Towards a new developmental framework
Save the Children has put forth an ambitious plan for a post MDG world
Souzeina Mushtaq Delhi
With a focus on ending extreme poverty in the next 20 years, Save the Children came out with new reports highlighting the new development framework. Union Minister, Salman Khurshid released the reports at a function in India International Centre, in the Capital on Friday.
The first report entitled, Ending Poverty in Our Generation proposed specific new targets to replace the MDGs adopted by United Nations in 2000 with commitments to tackle global injustices such as extreme poverty, child mortality and lack of free education.
“Though some developing countries have been able to achieve some targets, others are still lagging behind. We have a historic opportunity to put an end to the devastating cycle of poverty,” said Harpal Singh, Chairperson, Save the Children foundation. Quoting Nelson Mandela, Singh said that “overcoming poverty is not a task of charity, it is an act of justice and the report commits to end poverty in 2030.”
“Though MDGs have lifted 600 million people out of poverty and helped 56 million more children to go to school. But there were gaps in that framework that must be addressed,” he added while specifying the several lacunae in the MDGs. According to him the loopholes that must be addressed in any post MDG framework include:
:: Inequality. Eradicating poverty and preventable child deaths require a dedication to reaching the hardest to reach. Income inequality undermines long-term economic growth and inequalities between groups of people pose a barrier to further progress in human well-being.
:: Accountability. The MDGs lacked a robust accountability mechanism. We propose a global mechanism to ensure global cooperation for global development but ultimately citizens must hold their governments to account, so there must also be national accountability mechanisms in place.
:: Quality/ensuring access does not compromise outcomes. While the current MDGs have rapidly improved school enrolments, in many schools those students are not learning.
:: Systems strengthening. The framework should promote strong service delivery systems that deliver for those populations that need them most. The current MDGs prioritise particular diseases for example and have diverted resources away from bigger health problems in some countries.
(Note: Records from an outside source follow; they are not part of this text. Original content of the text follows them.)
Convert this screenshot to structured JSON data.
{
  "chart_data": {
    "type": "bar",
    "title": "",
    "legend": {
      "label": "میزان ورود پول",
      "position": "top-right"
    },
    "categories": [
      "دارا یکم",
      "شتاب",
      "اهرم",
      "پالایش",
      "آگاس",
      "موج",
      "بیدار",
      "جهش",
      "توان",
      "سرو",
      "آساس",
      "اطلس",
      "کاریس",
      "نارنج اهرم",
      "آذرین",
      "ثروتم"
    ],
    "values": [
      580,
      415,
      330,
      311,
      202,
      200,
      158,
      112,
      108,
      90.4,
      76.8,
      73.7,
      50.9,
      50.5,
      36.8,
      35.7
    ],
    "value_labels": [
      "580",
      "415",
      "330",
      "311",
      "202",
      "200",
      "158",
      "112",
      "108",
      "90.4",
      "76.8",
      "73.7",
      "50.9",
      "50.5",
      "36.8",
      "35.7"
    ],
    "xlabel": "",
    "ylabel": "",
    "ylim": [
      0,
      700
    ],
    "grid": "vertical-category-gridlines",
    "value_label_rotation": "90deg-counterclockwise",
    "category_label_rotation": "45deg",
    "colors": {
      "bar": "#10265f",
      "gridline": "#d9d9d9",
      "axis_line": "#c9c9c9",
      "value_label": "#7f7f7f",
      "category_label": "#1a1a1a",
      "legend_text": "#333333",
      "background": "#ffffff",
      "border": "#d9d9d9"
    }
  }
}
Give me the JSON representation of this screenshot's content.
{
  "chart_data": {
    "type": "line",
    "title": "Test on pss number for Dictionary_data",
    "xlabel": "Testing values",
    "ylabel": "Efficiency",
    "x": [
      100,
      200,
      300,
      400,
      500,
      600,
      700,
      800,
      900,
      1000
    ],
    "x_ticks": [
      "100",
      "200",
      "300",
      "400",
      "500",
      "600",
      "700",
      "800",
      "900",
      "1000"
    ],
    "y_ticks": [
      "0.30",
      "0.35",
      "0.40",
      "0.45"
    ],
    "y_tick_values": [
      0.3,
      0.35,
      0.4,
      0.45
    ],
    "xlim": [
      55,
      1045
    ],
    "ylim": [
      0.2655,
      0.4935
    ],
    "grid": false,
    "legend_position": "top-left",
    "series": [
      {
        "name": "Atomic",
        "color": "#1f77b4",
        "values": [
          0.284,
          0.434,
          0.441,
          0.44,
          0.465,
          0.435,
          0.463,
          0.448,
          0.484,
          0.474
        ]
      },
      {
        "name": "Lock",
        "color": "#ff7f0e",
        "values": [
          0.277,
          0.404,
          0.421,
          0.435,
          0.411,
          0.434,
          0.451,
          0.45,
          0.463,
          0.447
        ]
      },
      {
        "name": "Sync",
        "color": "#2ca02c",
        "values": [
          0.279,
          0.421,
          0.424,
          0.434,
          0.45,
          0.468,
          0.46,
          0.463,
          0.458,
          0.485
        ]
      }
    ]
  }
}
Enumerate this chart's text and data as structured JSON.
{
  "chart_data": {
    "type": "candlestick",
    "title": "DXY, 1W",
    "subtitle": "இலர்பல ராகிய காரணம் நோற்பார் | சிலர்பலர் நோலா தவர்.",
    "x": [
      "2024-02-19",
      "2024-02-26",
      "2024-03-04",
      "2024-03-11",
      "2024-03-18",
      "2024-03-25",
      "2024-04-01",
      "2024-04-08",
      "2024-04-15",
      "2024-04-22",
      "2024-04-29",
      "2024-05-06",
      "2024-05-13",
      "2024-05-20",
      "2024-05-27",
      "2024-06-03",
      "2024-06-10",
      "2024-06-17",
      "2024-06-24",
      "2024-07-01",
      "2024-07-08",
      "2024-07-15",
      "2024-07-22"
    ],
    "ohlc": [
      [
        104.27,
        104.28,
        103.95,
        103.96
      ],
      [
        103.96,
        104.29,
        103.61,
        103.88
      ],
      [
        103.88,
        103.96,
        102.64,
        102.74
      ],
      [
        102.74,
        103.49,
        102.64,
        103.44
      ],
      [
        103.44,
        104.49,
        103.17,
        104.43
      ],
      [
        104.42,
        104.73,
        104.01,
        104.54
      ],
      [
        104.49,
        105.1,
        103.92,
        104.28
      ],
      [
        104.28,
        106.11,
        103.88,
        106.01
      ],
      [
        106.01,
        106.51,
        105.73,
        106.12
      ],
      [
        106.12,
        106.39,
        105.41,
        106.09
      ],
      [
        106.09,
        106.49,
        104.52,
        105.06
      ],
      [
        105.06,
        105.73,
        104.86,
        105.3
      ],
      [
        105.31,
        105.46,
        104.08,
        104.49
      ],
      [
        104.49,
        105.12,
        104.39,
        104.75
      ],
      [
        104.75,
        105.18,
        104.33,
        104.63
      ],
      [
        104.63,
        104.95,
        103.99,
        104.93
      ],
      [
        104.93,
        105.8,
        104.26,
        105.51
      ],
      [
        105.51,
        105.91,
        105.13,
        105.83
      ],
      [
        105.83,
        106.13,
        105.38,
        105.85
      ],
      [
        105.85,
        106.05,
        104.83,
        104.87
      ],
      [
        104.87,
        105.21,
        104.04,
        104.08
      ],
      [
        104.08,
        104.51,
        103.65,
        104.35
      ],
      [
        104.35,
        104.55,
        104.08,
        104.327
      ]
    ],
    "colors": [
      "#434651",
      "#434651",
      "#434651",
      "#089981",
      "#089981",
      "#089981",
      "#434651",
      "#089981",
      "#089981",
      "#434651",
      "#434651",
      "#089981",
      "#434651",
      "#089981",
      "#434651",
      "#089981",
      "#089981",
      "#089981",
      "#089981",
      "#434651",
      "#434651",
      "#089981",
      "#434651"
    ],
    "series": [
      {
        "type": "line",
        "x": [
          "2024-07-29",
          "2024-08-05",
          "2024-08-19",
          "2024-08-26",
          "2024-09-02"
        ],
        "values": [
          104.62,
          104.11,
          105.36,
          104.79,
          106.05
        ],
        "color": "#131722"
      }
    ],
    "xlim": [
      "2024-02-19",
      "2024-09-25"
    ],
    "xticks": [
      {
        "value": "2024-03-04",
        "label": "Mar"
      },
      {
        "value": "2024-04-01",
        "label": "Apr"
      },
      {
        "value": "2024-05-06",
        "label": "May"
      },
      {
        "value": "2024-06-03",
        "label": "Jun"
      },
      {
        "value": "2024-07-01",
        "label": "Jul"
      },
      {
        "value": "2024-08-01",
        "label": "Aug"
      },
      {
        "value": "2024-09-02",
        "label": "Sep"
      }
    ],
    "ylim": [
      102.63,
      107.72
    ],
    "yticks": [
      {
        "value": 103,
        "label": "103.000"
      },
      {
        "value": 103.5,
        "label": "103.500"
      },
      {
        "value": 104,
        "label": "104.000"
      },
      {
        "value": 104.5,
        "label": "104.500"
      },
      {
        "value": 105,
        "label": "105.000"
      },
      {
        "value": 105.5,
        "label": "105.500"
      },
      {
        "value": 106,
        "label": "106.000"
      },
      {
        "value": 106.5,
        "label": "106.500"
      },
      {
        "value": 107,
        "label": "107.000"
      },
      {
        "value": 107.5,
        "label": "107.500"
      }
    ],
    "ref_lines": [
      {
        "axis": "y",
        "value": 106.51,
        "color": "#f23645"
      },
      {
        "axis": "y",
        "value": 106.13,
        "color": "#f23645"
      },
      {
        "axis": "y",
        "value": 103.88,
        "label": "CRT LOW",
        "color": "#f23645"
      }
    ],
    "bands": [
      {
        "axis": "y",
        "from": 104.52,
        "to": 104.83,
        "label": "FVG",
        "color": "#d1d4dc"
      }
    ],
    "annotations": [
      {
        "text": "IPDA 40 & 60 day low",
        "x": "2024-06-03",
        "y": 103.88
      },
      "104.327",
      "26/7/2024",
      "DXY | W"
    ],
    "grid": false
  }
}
The second report entitled Reducing Inequality- India Case Study revealed the impact of inequality on long-term economic growth and progress in India.
As per the report, inequalities in India are observed in terms of income, health, education and other dimensions of human development as well as between the states, and different social groups. And to overcome these issues is the biggest challenge. Highlighting the importance of the recommendations in the report, Khurshid said the “report is of immense use.”
“It is a significant movement forward where India’s success story can be transmitted worldwide,” he said, adding, “It is the access and quality in education that changes the world.” He also said that problems of the world are intrinsically linked. “India is suffering because the world is suffering.” Khurshid also pressed for protecting juvenile rights in the country.